NZ Dollar Outlook: All eyes on Thursday's MPS
NZ Dollar Outlook: Investors wait for Reserve Bank’s Thursday pronouncement
by Peter Kerr
March 8 (BusinessWire) – The New Zealand dollar will probably continue to trade between 68.5 U.S. cents and 70 cents as the market waits on the Reserve Bank of New Zealand’s Thursday assessment on the state of the Kiwi economy and whether it feels cash rates will need to rise in June.
Five of the seven economists and strategists in a BusinessWire survey predict resistance at the 70 U.S. cents level, with 68.5 cents remaining the bottom of the range. The other two feel the dollar may break through the talismanic 70 cents figure, but 71 cents is as far as it may go.
Domestic data will have a stronger influence on
the currency this week, following last week’s positive
news around stronger than expected U.S. employment figures
and Greece’s announcement it will address its internal
monetary problems and hopefully not require an international
bailout of its economy.
Any globally positive news
tends to favour a strengthening of the $NZ as investors
become slightly more accepting of risk and are more prepared
to buy what are considered commodity currencies such as New
Zealand’s or Australia’s.
Last week’s
international good news nudged currencies higher on both
sides of the Tasman, though Australia’s perceived stronger
economy had a cross rate $NZ dollar fall. Data and reaction
on the domestic front will be more important than
international sentiment this week according to all the
pundits.
The New Zealand dollar “will be quiet
this week until we hear what the Reserve Bank of New Zealand
has to say,” said Derek Rankin, director of Rankin
Treasury Advisers. “The market’s expecting a repeat of
what it has been saying in its commentary earlier this year.

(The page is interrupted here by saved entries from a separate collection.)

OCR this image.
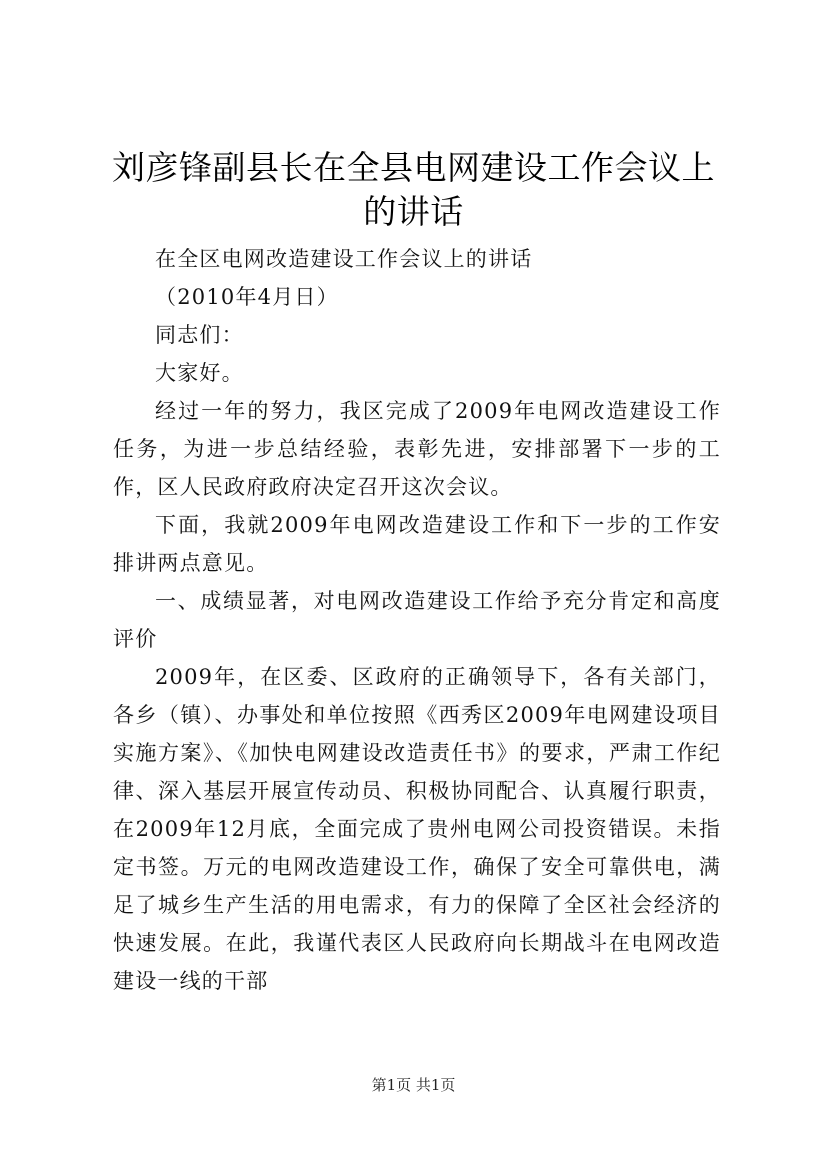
刘彦锋副县长在全县电网建设工作会议上的讲话

在全区电网改造建设工作会议上的讲话

（2010年4月日）

同志们：

大家好。

经过一年的努力，我区完成了2009年电网改造建设工作任务，为进一步总结经验，表彰先进，安排部署下一步的工作，区人民政府政府决定召开这次会议。

下面，我就2009年电网改造建设工作和下一步的工作安排讲两点意见。

一、成绩显著，对电网改造建设工作给予充分肯定和高度评价

2009年，在区委、区政府的正确领导下，各有关部门，各乡（镇）、办事处和单位按照《西秀区2009年电网建设项目实施方案》、《加快电网建设改造责任书》的要求，严肃工作纪律、深入基层开展宣传动员、积极协同配合、认真履行职责，在2009年12月底，全面完成了贵州电网公司投资错误。未指定书签。万元的电网改造建设工作，确保了安全可靠供电，满足了城乡生产生活的用电需求，有力的保障了全区社会经济的快速发展。在此，我谨代表区人民政府向长期战斗在电网改造建设一线的干部

第1页 共1页
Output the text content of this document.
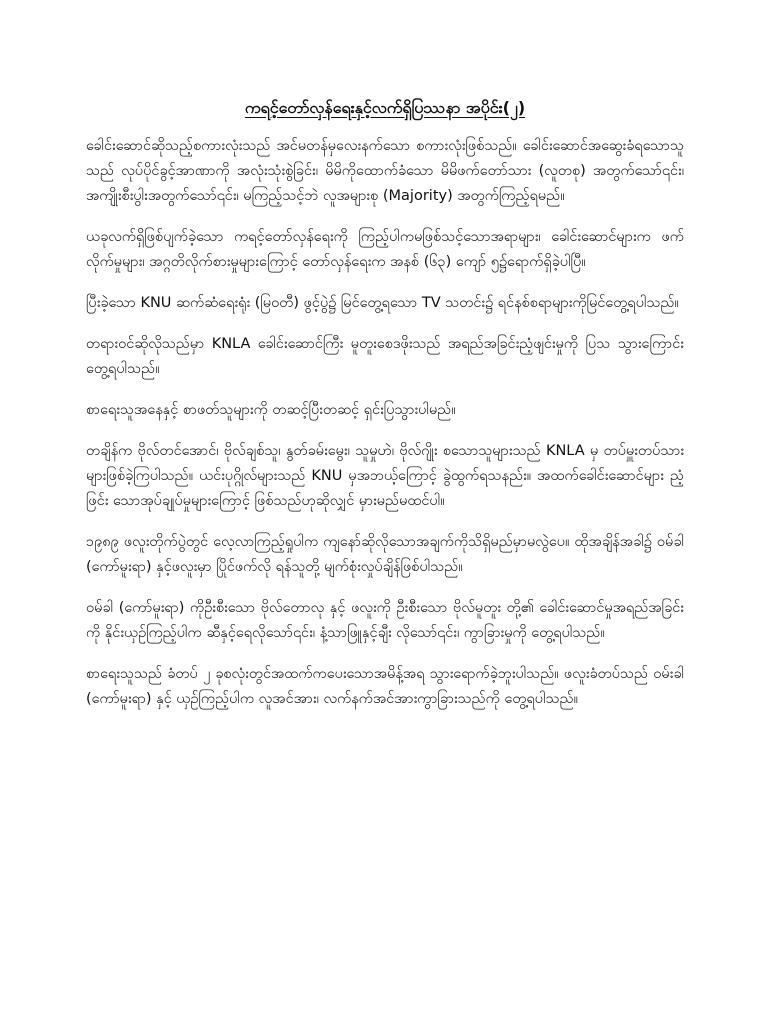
ကရင့်တော်လှန်ရေးနှင့်လက်ရှိပြဿနာ အပိုင်း(၂)

ခေါင်းဆောင်ဆိုသည့်စကားလုံးသည် အင်မတန်မှလေးနက်သော စကားလုံးဖြစ်သည်။ ခေါင်းဆောင်အဆွေးခံရသောသူသည် လုပ်ပိုင်ခွင့်အာဏာကို အလုံးသုံးစွဲခြင်း၊ မိမိကိုထောက်ခံသော မိမိဖက်တော်သား (လူတစု) အတွက်သော်၎င်း၊ အကျိုးစီးပွါးအတွက်သော်၎င်း၊ မကြည့်သင့်ဘဲ လူအများစု (Majority) အတွက်ကြည့်ရမည်။

ယခုလက်ရှိဖြစ်ပျက်ခဲ့သော ကရင့်တော်လှန်ရေးကို ကြည့်ပါကမဖြစ်သင့်သောအရာများ၊ ခေါင်းဆောင်များက ဖက်လိုက်မှုများ၊ အဂ္ဂတိလိုက်စားမှုများကြောင့် တော်လှန်ရေးက အနစ် (၆၃) ကျော် ၅၌ရောက်ရှိခဲ့ပါပြီ။

ပြီးခဲ့သော KNU ဆက်ဆံရေးရုံး (မြဝတီ) ဖွင့်ပွဲ၌ မြင်တွေ့ရသော TV သတင်း၌ ရင်နစ်စရာများကိုမြင်တွေ့ရပါသည်။

တရားဝင်ဆိုလိုသည်မှာ KNLA ခေါင်းဆောင်ကြီး မူတူးစေဒဖိုးသည် အရည်အခြင်းညံ့ဖျင်းမှုကို ပြသ သွားကြောင်း တွေ့ရပါသည်။

စာရေးသူအနေနှင့် စာဖတ်သူများကို တဆင့်ပြီးတဆင့် ရှင်းပြသွားပါမည်။

တချိန်က ဗိုလ်တင်အောင်၊ ဗိုလ်ချစ်သူ၊ နွတ်ခမ်းမွေး၊ သူမှုဟဲ၊ ဗိုလ်ဂျိုး စသောသူများသည် KNLA မှ တပ်မှူးတပ်သားများဖြစ်ခဲ့ကြပါသည်။ ယင်းပုဂ္ဂိုလ်များသည် KNU မှအဘယ့်ကြောင့် ခွဲထွက်ရသနည်း။ အထက်ခေါင်းဆောင်များ ညံ့ဖြင်း သောအုပ်ချုပ်မှုများကြောင့် ဖြစ်သည်ဟုဆိုလျှင် မှားမည်မထင်ပါ။

၁၉၈၉ ဖလူးတိုက်ပွဲတွင် လေ့လာကြည့်ရှုပါက ကျနော်ဆိုလိုသောအချက်ကိုသိရှိမည်မှာမလွဲပေ။ ထိုအချိန်အခါ၌ ဝမ်ခါ (ကော်မူးရာ) နှင့်ဖလူးမှာ ပြိုင်ဖက်လို ရန်သူတို့ မျက်စုံးလှုပ်ချိန်ဖြစ်ပါသည်။

ဝမ်ခါ (ကော်မူးရာ) ကိုဦးစီးသော ဗိုလ်တောလု နှင့် ဖလူးကို ဦးစီးသော ဗိုလ်မူတူး တို့၏ ခေါင်းဆောင်မှုအရည်အခြင်းကို နိုင်းယှဥ်ကြည့်ပါက ဆီနှင့်ရေလိုသော်၎င်း၊ နံ့သာဖြူနှင့်ချီး လိုသော်၎င်း၊ ကွာခြားမှုကို တွေ့ရပါသည်။

စာရေးသူသည် ခံတပ် ၂ ခုစလုံးတွင်အထက်ကပေးသောအမိန့်အရ သွားရောက်ခဲ့ဘူးပါသည်။ ဖလူးခံတပ်သည် ဝမ်းခါ (ကော်မူးရာ) နှင့် ယှဥ်ကြည့်ပါက လူအင်အား၊ လက်နက်အင်အားကွာခြားသည်ကို တွေ့ရပါသည်။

The risk is they might say something that is
unexpected.”
Other New Zealand data to be reported
this week includes retail spending, building consents,
manufacturing output and real estate figures. However, it is
the CPI and GDP figures, along with any Reserve Bank
announcements that has most domestic-oriented influence on
the $NZ.
The Reserve Bank is issuing a full monetary policy statement, and as the market reads between its lines there is a small possibility that any bullish tone from the central bank will push the dollar over 70 cents.
“It’s very subtle language the market looks for,” said Westpac senior strategist Imre Speizer. “We’re looking for re-affirmation that it will still be firming the cash rate , as indicated, from mid-year.”
ANZ National senior markets economist Khoon Goh said though there’s a degree of nervousness over what the Reserve Bank of New Zealand might say, and whether the economic tightening cycle could be delayed, the $NZ will struggle to break 70 cents. One factor that could have a downward effect on the kiwi is Australia’s employment figures, also due out later this week. Good news could lift the Australian dollar, and lower New Zealand’s on the cross rate.
Eventually though, given the continuing strength of the Australian dollar, and the historic links it has with the Kiwi dollar, the $NZ dollar will rise on the back of a rise across the Tasman.